En effet Gina se mourait. En la voyant maigrir, s’étioler, si triste, si faible, si tranquille et si douce, ne riant, ne raillant presque plus, indifférente à tout ce qui la distrayait autrefois, Laurent fut cent fois sur le point de lui confier ce qu’il savait des sentiments de Bergmans. La langue lui brûlait comme à un muet qu’un mot soulagerait et que l’impitoyable nature empêche de prononcer ce mot. Cent fois aussi, au moment d’écrire à Door, il laissa tomber la plume.
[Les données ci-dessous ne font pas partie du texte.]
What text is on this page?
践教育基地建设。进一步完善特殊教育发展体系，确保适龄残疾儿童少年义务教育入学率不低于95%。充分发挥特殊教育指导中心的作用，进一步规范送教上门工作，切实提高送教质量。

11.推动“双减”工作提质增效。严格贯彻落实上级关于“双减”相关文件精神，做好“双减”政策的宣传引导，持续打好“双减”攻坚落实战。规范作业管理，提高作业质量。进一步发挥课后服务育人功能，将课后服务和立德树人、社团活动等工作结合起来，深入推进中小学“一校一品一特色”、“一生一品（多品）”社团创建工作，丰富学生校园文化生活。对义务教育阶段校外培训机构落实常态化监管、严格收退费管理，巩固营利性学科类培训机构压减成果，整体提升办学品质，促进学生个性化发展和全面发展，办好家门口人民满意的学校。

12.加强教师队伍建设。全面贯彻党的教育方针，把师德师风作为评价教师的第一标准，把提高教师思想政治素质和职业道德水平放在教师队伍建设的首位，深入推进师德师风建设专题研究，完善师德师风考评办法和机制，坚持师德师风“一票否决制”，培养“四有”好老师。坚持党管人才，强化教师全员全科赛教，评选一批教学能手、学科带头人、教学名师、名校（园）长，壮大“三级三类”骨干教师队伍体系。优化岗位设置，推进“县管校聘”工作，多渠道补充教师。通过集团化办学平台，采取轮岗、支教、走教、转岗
Il eût préféré signer son arrêt de mort.

Parti pour Odessa, Bergmans avait envoyé des bords de la Mer Noire deux ou trois lettres commerciales pour empêcher que l’on commentât son éclipse prolongée !

La douleur des Dobouziez était telle qu’ils ne remarquèrent pas la figure convulsée et les allures bizarres de leur pupille.

Laurent qui ne se sentait décidément point la force de parler à Gina prit un soir la résolution de tout raconter le lendemain au père. « Elle ne m’aimera jamais ! se répétait-il à la façon des stoïciens raffinant sur les tortures pour s’y rendre insensibles. Et moi, suis-je bien certain de lui porter de l’amour ? N’est-ce point l’envie qui m’aveugle et qui, parce que je suis morose et déshérité, me rend hostile au bonheur des autres ? » Malgré tous les efforts qu’il fit pour se persuader de ces prétendues erreurs, en présence de M. Dobouziez il ne trouva plus une parole et toute sa grandeur d’âme sombra dans les abîmes de son amour.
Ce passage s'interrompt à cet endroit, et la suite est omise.